La mutinerie des soldats, survenue en fin de week-end dernier dans plusieurs localités du nord du pays, a eu raison des principaux dirigeants des Forces de Défense et de Sécurité. Ils payent ainsi cash, les conséquences de la grogne des éléments de la grande muette, issus majoritairement des ex-Forces Nouvelles (l’armée de la rébellion du nord du pays). Des chamboulements qui ne vont pas sans conséquences notables.
Avec la nomination du Vice-président, la donne politique s’éclaircit enfin en Côte-d’Ivoire. En effet, selon les termes de la nouvelle Constitution en vigueur, il devient la deuxième personnalité de l’Etat. Mais aussi et surtout, Daniel Kablan Duncan est désormais le dauphin constitutionnel du Président de la République. En cas de vacance du pouvoir, c’est lui qui en prend automatiquement les rênes. Le Premier ministre ivoirien demeure à sa place de troisième personnalité de l’Etat.

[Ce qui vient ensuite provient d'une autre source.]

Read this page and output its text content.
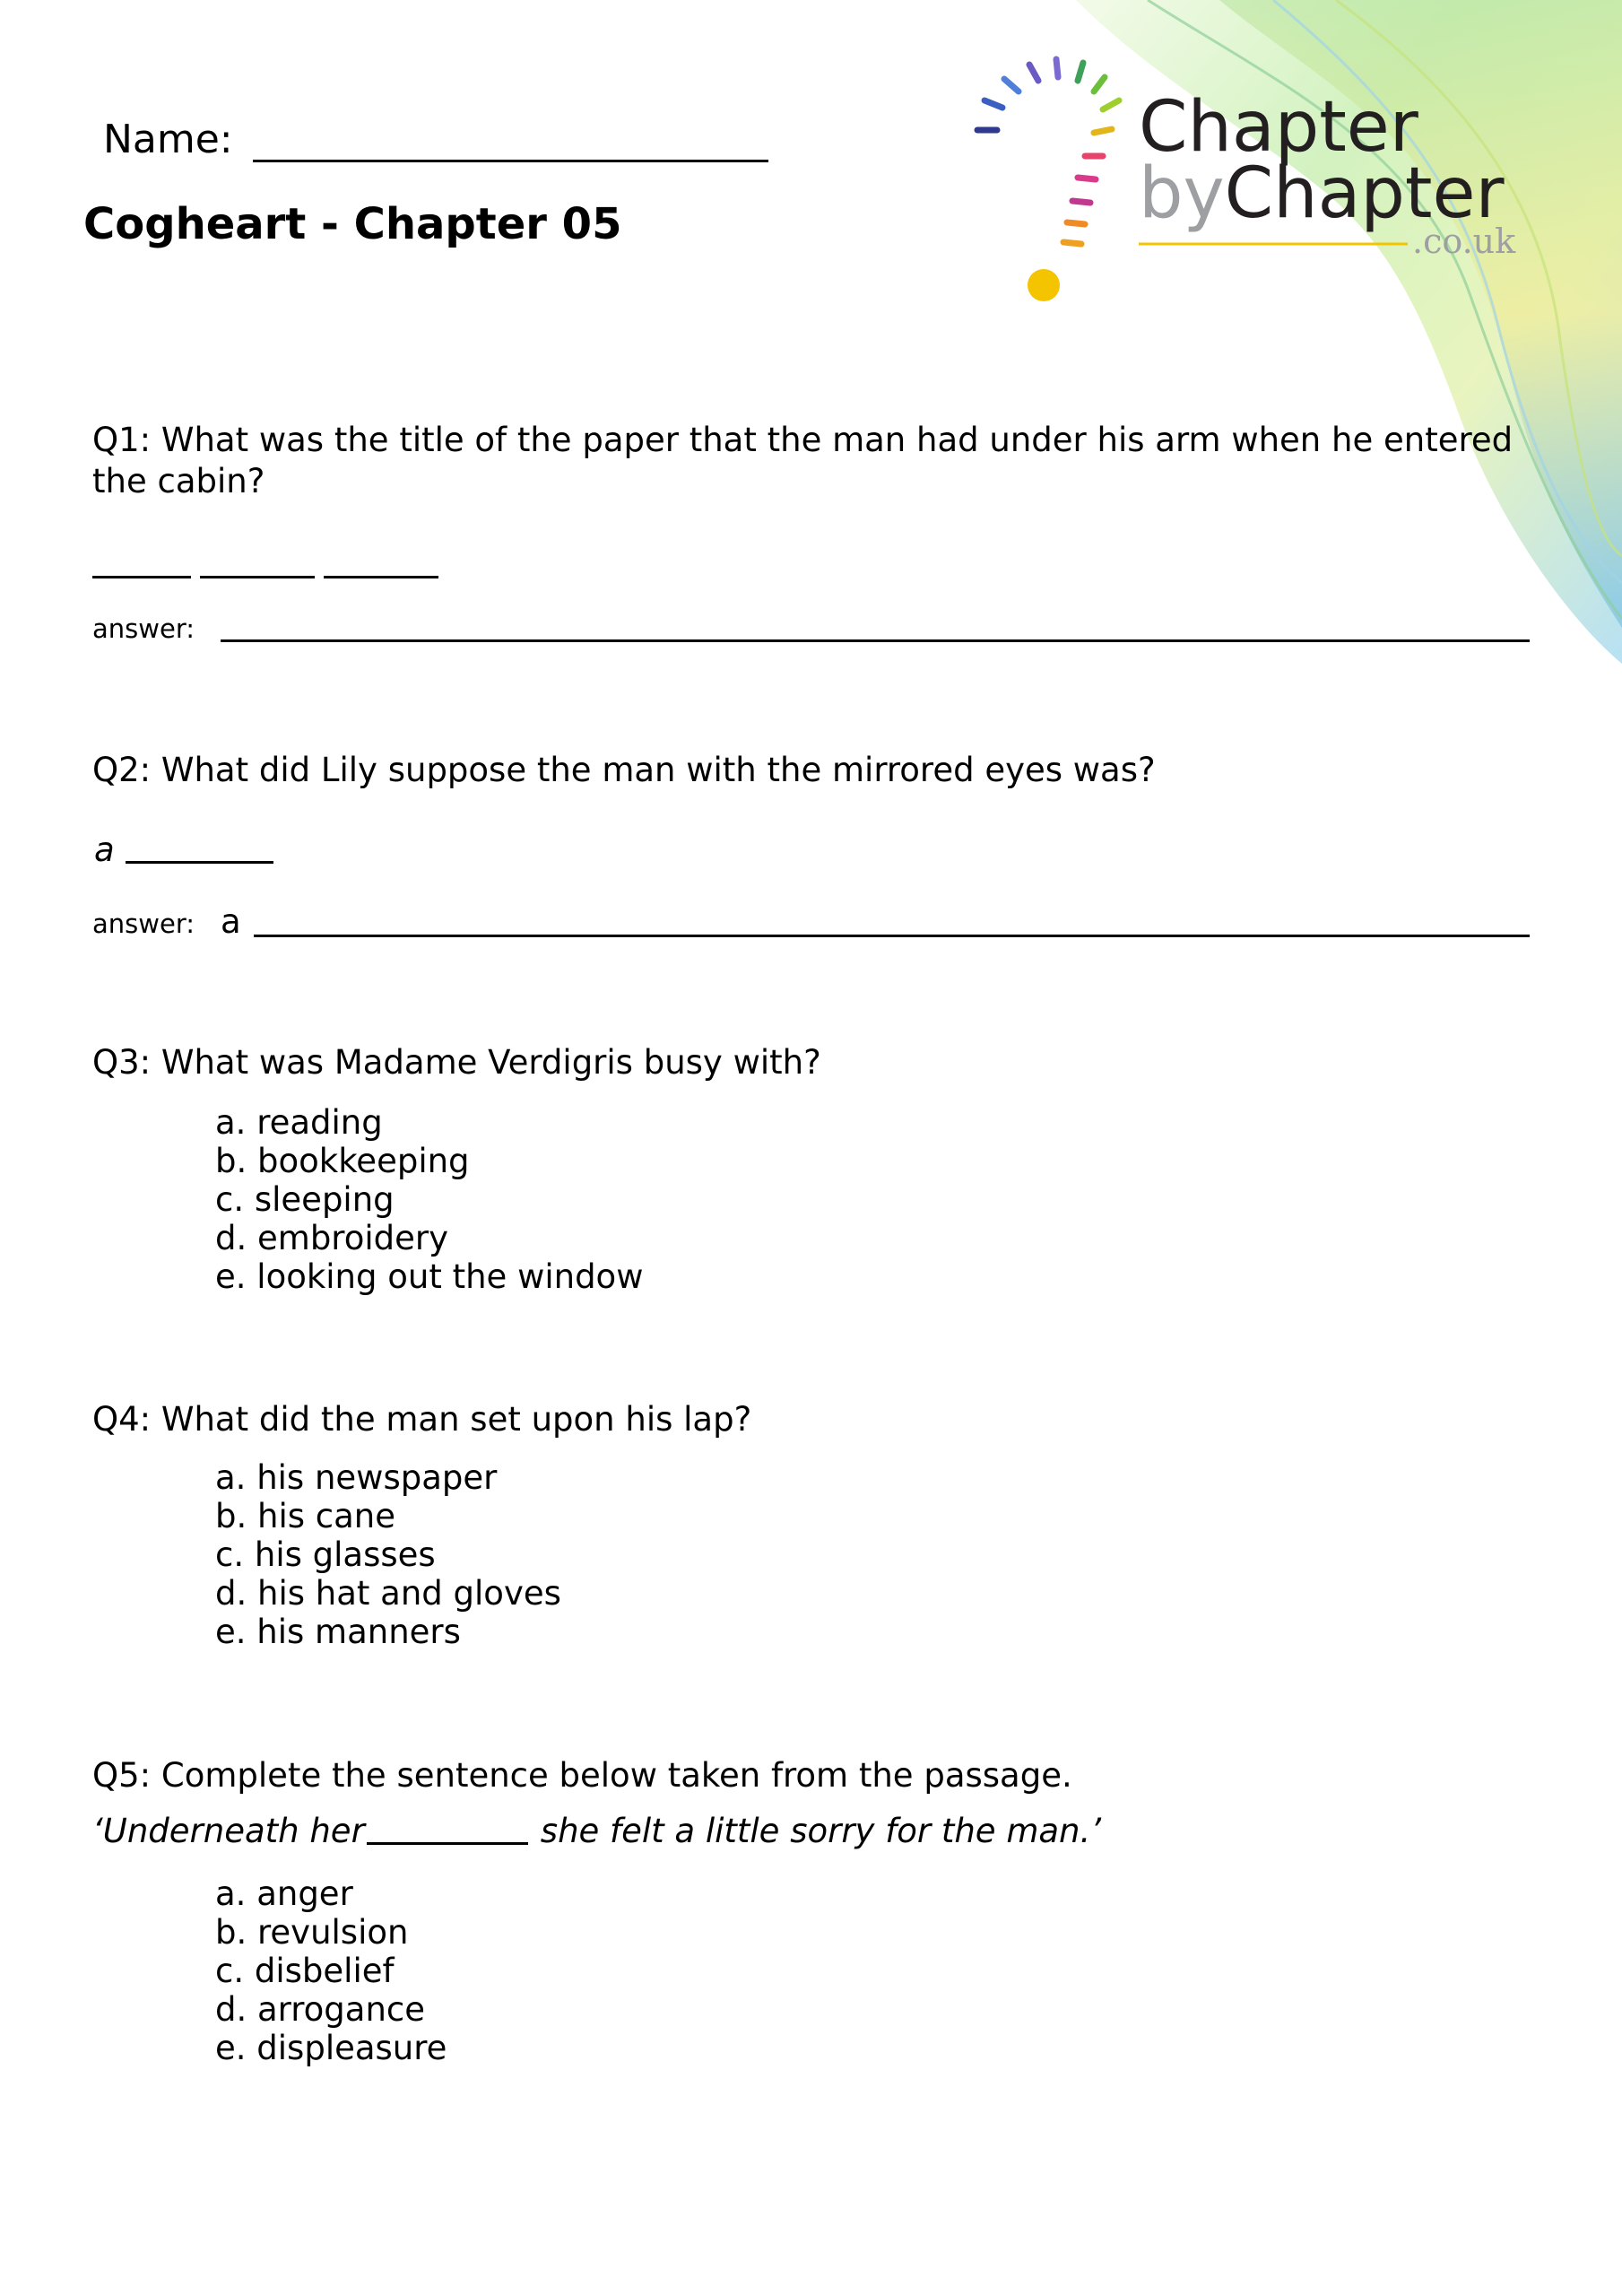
Chapter
byChapter
.co.uk
Name:
Cogheart - Chapter 05

Q1: What was the title of the paper that the man had under his arm when he entered the cabin?

answer:

Q2: What did Lily suppose the man with the mirrored eyes was?

a
answer: a

Q3: What was Madame Verdigris busy with?

a. reading
b. bookkeeping
c. sleeping
d. embroidery
e. looking out the window

Q4: What did the man set upon his lap?

a. his newspaper
b. his cane
c. his glasses
d. his hat and gloves
e. his manners

Q5: Complete the sentence below taken from the passage.

‘Underneath her	she felt a little sorry for the man.’
a. anger
b. revulsion
c. disbelief
d. arrogance
e. displeasure
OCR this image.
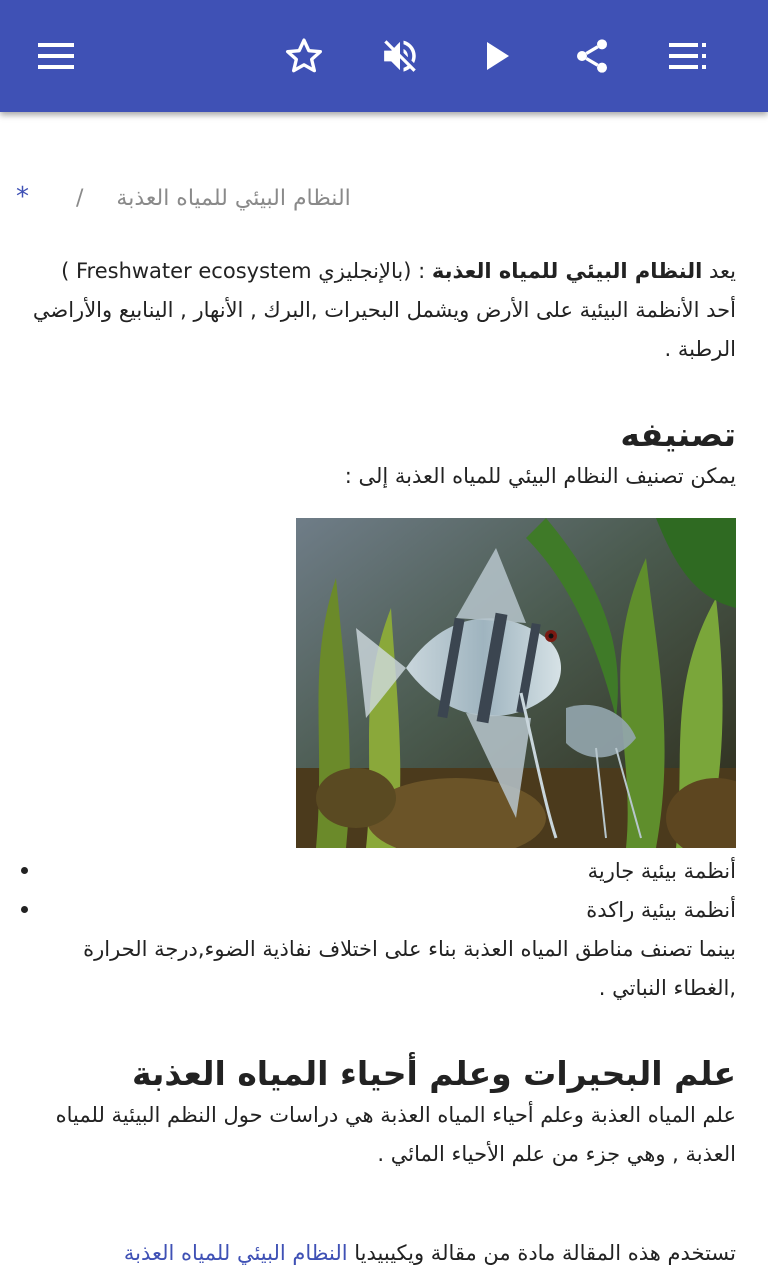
النظام البيئي للمياه العذبة / *

يعد النظام البيئي للمياه العذبة : (بالإنجليزي Freshwater ecosystem ) أحد الأنظمة البيئية على الأرض ويشمل البحيرات ,البرك , الأنهار , الينابيع والأراضي الرطبة .

تصنيفه

يمكن تصنيف النظام البيئي للمياه العذبة إلى :

أنظمة بيئية جارية
أنظمة بيئية راكدة

بينما تصنف مناطق المياه العذبة بناء على اختلاف نفاذية الضوء,درجة الحرارة ,الغطاء النباتي .

علم البحيرات وعلم أحياء المياه العذبة

علم المياه العذبة وعلم أحياء المياه العذبة هي دراسات حول النظم البيئية للمياه العذبة , وهي جزء من علم الأحياء المائي .

تستخدم هذه المقالة مادة من مقالة ويكيبيديا النظام البيئي للمياه العذبة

Le Chef d’Etat-major de l’armée, les Chefs de la Gendarmerie et la Police sont remplacés par de nouveaux titulaires. Lesquels devront gérer les nombreux problèmes posés par les mutins.
Toutefois, le président de l’Assemblée Nationale, précédemment deuxième personnalité de l’Etat, rétrograde au quatrième rang. Un fait qui est diversement interprété. Si les uns pensent que Guillaume Kibafori Soro est en train de perdre son influence politique au sein du pouvoir, d’autres au contraire, argumentent qu’il n’en est rien. Ils estiment que l’ancien dirigeant des Forces Nouvelles n’est pas fini (il serait considéré comme l’instigateur de la mutinerie dans les localités du nord où il continue de bénéficier du soutien des soldats et des populations). Il se préparerait alors pour l’échéance présidentielle de 2020.
Ce qui implique que Soro ne respecterait pas l’accord de gouvernance conclu entre les partis RDR et PDCI-RDA, sous l’égide de la coalition politique du RHDP. Un accord qui stipule qu’après les deux mandats d’Alassane Ouattara, le futur candidat unique du RHDP provienne du PDCI-RDA. La nomination de Duncan du PDCI-RDA au poste de Vice-président de la République, ne serait-il pas une manière pour Alassane Dramane Ouattara de fournir une meilleure astuce pour calmer le jeu politique au sein de sa majorité ?
Fort probable, tant il est évident qu’en cinq ans tout est bien possible. Comme il n’est pas exclu que l’accord conclu entre les deux principaux partis de la coalition soit considéré comme obsolète par des acteurs majeurs du RDR et du PDCI-RDA. Ce qui ouvrirait la course à la candidature présidentielle à tous, sans exception.